Pour ce faire, les chercheurs pourraient par exemple demander aux personnes vaccinées de réaliser un dépistage chaque jour, à l’aide de kits de dépistage à domicile, afin de vérifier si elles peuvent ou non être infectées suite à la vaccination et si elles peuvent encore transmettre le virus à leur entourage proche. À noter que Moderna et Pfizer prévoient quant à eux d’analyser le sang des participants aux essais, afin d’y rechercher des anticorps répondant à une partie du virus qui n’a pas été ciblée par le vaccin. La présence de tels anticorps confirmerait en effet que la personne en question a été infectée après avoir été vaccinée.
Jeffrey Bethony rappelle par ailleurs qu’une autre façon de savoir dans quelle mesure les vaccins anti-COVID-19 empêchent la transmission est de surveiller les zones où la vaccination est répandue, et de vérifier si le nombre d’infections chute parmi les personnes non vaccinées restantes. Ce scénario s’est en effet déjà produit par le passé, notamment à l’arrivée du premier vaccin contre la polio en 1955 : l’année suivante, le nombre de cas avait chuté de façon spectaculaire, car suffisamment d’enfants avaient été vaccinés.
Pour le moment, seules les personnes les plus vulnérables, jugées prioritaires, ont accès au vaccin.

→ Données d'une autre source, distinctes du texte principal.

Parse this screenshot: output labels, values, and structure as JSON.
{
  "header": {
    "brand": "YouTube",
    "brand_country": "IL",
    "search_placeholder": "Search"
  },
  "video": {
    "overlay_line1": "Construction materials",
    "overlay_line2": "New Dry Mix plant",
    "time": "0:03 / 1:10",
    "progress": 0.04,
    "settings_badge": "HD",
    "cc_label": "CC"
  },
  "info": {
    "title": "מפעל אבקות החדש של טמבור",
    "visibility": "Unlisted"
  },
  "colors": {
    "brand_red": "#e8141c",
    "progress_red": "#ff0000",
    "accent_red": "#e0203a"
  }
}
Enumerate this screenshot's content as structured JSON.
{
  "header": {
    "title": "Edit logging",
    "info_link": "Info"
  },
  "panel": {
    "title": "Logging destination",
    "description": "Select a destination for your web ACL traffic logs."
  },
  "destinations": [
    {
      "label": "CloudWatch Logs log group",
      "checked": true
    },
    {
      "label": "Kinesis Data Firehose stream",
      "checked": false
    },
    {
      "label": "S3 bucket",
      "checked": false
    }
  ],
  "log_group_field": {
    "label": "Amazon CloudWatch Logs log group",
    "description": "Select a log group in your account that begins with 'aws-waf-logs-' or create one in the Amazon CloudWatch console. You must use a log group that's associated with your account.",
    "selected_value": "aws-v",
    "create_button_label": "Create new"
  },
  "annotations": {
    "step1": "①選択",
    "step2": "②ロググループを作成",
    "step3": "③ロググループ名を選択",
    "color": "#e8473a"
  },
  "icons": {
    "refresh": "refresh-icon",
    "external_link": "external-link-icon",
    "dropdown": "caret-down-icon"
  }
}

Lorsque l’ensemble de la population pourra en bénéficier, peut-être atteindrons-nous l’immunité collective qui mettra un terme à la propagation du virus. Mais ceci ne sera possible que dans plusieurs mois et dépend de nombreux facteurs, notamment la rapidité avec laquelle le virus se propage — qui peut malheureusement varier avec l’arrivée de nouvelles variantes plus contagieuses — et l’efficacité des vaccins disponibles.